Dès sa naissance, la commission Mitchell convenait mieux à Israël qu'à l'Autorité palestinienne. Israël tenait à ce que la commission soit présidée par un Américain, alors que Yasser Arafat souhaitait la placer sous la gouverne d'un diplomate des Nations Unies. Le Sommet de Charm el-Sheikh, sans surprise puisqu'il devait tout à Bill Clinton, préféra le point de vue israélien. Le président américain détermina aussi de bout en bout la composition de la commission : deux anciens sénateurs américains, George J. Mitchell et Warren B. Rudman, et trois Européens, Javier Solana, en provenance de l'OTAN, l'ancien président turc Suleyman Demirel et le ministre des Affaires étrangères de la Norvège, Thorbjoern Jagland. Rien, dans les décisions arrêtées par la Maison blanche, ne pouvait inquiéter Israël; rien ne pouvait déclencher l'enthousiasme palestinien.

Le rapport préliminaire de la commission est maintenant connu. L'emprise américaine sur le document est si totale que ce sont des diplomates américains qui en ont remis des copies aux représentants d'Israël et de l'Autorité palestinienne. Quand les parties auront réagi, la commission intégrera à sa réflexion les deux séries de commentaires et remettra son rapport final au président américain. Étrange parcours que celui d'une commission créée par le très interventionniste Bill Clinton et qui remet ses conclusions à un président américain qui ne voue pas une estime particulière à la diplomatie directe (à moins, bien sûr, qu'il s'agisse de libre-échange ).

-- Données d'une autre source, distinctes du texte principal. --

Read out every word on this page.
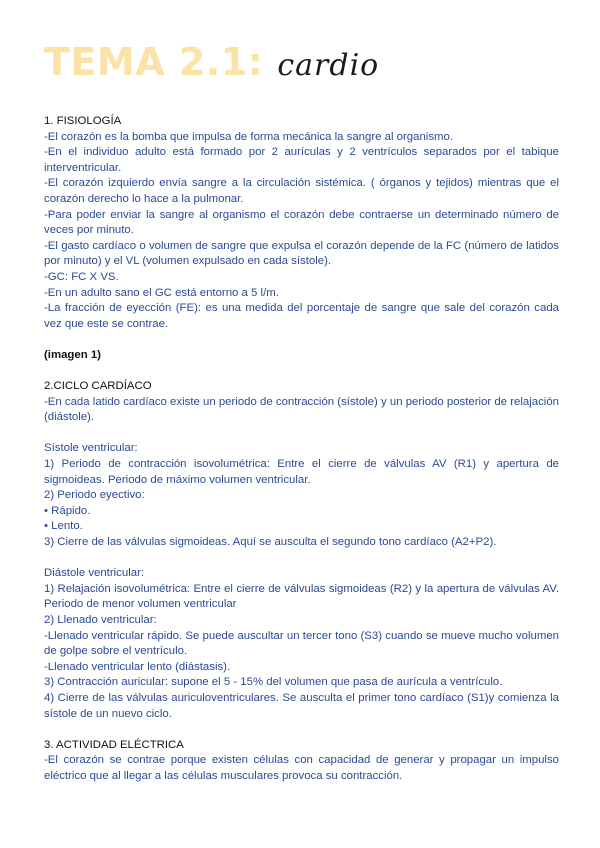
TEMA 2.1: cardio

1. FISIOLOGÍA

-El corazón es la bomba que impulsa de forma mecánica la sangre al organismo.

-En el individuo adulto está formado por 2 aurículas y 2 ventrículos separados por el tabique interventricular.

-El corazón izquierdo envía sangre a la circulación sistémica. ( órganos y tejidos) mientras que el corazón derecho lo hace a la pulmonar.

-Para poder enviar la sangre al organismo el corazón debe contraerse un determinado número de veces por minuto.

-El gasto cardíaco o volumen de sangre que expulsa el corazón depende de la FC (número de latidos por minuto) y el VL (volumen expulsado en cada sístole).

-GC: FC X VS.

-En un adulto sano el GC está entorno a 5 l/m.

-La fracción de eyección (FE): es una medida del porcentaje de sangre que sale del corazón cada vez que este se contrae.

(imagen 1)

2.CICLO CARDÍACO

-En cada latido cardíaco existe un periodo de contracción (sístole) y un periodo posterior de relajación (diástole).

Sístole ventricular:

1) Periodo de contracción isovolumétrica: Entre el cierre de válvulas AV (R1) y apertura de sigmoideas. Periodo de máximo volumen ventricular.

2) Periodo eyectivo:

• Rápido.

• Lento.

3) Cierre de las válvulas sigmoideas. Aquí se ausculta el segundo tono cardíaco (A2+P2).

Diástole ventricular:

1) Relajación isovolumétrica: Entre el cierre de válvulas sigmoideas (R2) y la apertura de válvulas AV. Periodo de menor volumen ventricular

2) Llenado ventricular:

-Llenado ventricular rápido. Se puede auscultar un tercer tono (S3) cuando se mueve mucho volumen de golpe sobre el ventrículo.

-Llenado ventricular lento (diástasis).

3) Contracción auricular: supone el 5 - 15% del volumen que pasa de aurícula a ventrículo.

4) Cierre de las válvulas auriculoventriculares. Se ausculta el primer tono cardíaco (S1)y comienza la sístole de un nuevo ciclo.

3. ACTIVIDAD ELÉCTRICA

-El corazón se contrae porque existen células con capacidad de generar y propagar un impulso eléctrico que al llegar a las células musculares provoca su contracción.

Malgré ce qui ressemble à un « biais génétique », la commission Mitchell décrit de façon crédible l'atmosphère de méfiance et même de haine qui enveloppe le Proche-Orient. Palestiniens et Israéliens ont appris à s'intenter mutuellement d'interminables procès d'intentions. Ils soupçonnent constamment leurs vis-à-vis de duplicité. Chacun maintient que l'adversaire a choisi une fois pour toutes la voie de la violence. Cela, qui n'a rien d'étonnant ni de nouveau, devait quand même être dit. Dès ce stade, cependant, la commission Mitchell s'astreint à un scepticisme qu'elle aura peine à contrôler. Elle tient tant à ne pas suivre les belligérants dans leurs procès d'intentions qu'elle s'interdit toute spéculation. C'est ainsi qu'elle souffle le chaud et le froid à propos de la visite d'Ariel Sharon à l'esplanade des mosquées : puisqu'Israël lui décrit la visite comme un simple événement de politique intérieure nationale, la commission accepte ce point de vue. Tout au plus concède-t-elle que la visite constituait peut-être un geste inopportun... L'attitude a peut-être de la noblesse, mais elle montre surtout les limites de l'enquête.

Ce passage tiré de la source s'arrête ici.